« Vaccins : les Français de plus en plus difficiles à convaincre »

L’ARTICLE :

Le Parisien note en effet : « Alors que le Conseil constitutionnel doit statuer [aujourd’hui] sur le caractère obligatoire de certains vaccins, un nombre grandissant de Français s’interrogent sur le bien-fondé de la vaccination, au grand dam des autorités ».

Le journal constate que « moins puissant qu’aux Etats-Unis où près d’un parent sur dix ne vaccine plus ses enfants, le mouvement anti-vaccin s’est développé ces dernières années en France, principalement grâce au relais d’Internet et des réseaux sociaux. La France est le dernier pays industrialisé avec l’Italie à imposer encore certains vaccins (tétanos, diphtérie et polio), qui conditionnent notamment l’accès des enfants aux crèches et aux écoles ».

Le Dr Robert Cohen, pédiatre qui coordonne le réseau d’information sur les vaccinations Infovac, observe : « On voit de plus en plus de parents qui arrivent en disant qu’ils ne veulent aucun vaccin ou alors seulement certains ».

Le Parisien note que le praticien « reconnaît toutefois que les refus complets sont pour l’instant très minoritaires ».

Le quotidien relève qu’« accusé par ses détracteurs de favoriser diverses maladies neurologiques dont la sclérose en plaques, le Gardasil – qui vise à prévenir le cancer du col de l’utérus – est, selon le Dr Cohen, l’un des vaccins les plus contestés à l’heure actuelle en France.

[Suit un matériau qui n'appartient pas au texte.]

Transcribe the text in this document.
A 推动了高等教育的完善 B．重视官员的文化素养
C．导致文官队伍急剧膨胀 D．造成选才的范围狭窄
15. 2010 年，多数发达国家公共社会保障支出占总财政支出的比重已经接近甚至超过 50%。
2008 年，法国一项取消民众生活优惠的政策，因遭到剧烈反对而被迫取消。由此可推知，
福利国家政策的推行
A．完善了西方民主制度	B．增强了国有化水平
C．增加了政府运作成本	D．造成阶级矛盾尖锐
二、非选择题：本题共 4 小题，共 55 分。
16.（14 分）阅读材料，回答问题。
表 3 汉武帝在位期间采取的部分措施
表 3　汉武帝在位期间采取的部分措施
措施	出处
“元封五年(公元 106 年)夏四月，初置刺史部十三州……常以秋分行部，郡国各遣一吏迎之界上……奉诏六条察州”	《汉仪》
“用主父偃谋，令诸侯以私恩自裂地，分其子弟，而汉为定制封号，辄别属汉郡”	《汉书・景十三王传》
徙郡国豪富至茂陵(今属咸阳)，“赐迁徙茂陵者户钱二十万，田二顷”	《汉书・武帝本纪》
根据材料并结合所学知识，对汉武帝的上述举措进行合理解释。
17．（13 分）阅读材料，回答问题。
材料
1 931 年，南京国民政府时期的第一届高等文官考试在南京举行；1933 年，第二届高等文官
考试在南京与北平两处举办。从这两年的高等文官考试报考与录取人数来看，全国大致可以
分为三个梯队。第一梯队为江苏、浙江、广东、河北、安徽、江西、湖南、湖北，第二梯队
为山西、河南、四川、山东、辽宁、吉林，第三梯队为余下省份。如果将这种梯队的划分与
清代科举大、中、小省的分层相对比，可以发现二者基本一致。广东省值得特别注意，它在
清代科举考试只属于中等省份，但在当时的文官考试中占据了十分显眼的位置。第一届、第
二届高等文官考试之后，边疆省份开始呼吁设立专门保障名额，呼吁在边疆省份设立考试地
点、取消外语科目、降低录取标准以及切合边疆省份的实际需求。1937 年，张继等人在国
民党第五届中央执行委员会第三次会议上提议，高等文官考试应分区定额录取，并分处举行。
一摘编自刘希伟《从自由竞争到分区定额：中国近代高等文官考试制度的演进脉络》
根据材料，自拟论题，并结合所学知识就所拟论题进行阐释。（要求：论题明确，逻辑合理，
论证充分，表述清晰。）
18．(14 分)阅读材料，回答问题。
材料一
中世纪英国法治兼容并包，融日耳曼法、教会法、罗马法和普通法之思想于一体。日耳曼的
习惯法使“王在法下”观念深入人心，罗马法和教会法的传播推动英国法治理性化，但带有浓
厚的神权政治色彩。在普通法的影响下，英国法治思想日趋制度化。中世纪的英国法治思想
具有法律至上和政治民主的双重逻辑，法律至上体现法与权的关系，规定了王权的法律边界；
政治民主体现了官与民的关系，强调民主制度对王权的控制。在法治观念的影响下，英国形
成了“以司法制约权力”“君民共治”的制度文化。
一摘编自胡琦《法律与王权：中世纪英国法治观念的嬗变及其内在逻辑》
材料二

Juste devant le vaccin contre les méningocoques C, responsables de certaines formes de méningites, alors que dans d’autres pays, la méfiance concerne surtout le vaccin contre la rougeole, soupçonné d’augmenter le risque d’autisme, à la suite d’une étude biaisée, retirée après sa publication ».

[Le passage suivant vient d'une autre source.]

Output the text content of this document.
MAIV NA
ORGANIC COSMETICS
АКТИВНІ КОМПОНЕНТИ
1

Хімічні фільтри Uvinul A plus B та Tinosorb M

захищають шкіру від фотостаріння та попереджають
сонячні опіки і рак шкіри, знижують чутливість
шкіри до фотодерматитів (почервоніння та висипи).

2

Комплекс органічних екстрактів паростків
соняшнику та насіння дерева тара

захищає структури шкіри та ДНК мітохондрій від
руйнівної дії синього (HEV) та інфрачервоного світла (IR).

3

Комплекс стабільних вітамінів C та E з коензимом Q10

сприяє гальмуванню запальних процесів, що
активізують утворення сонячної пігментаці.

« Mais en France, les doutes portent également, dans une moindre mesure, sur le vaccin contre l’hépatite B. […] Ce vaccin, qui a fait l’objet d’une polémique dès les années 90 après une campagne de vaccination dans les écoles, est notamment soupçonné d’être à l’origine de plusieurs cas de sclérose en plaques dont certains ont été indemnisés par les tribunaux alors même qu’aucun lien scientifique de causalité n’a jamais pu être établi », poursuit Le Parisien.

Le journal note en outre que « certains militent contre l’utilisation dans la plupart des vaccins d’adjuvants à l’aluminium, qu’ils accusent de causer des douleurs musculaires et un syndrome de fatigue chronique, chez de rares sujets génétiquement prédisposés ».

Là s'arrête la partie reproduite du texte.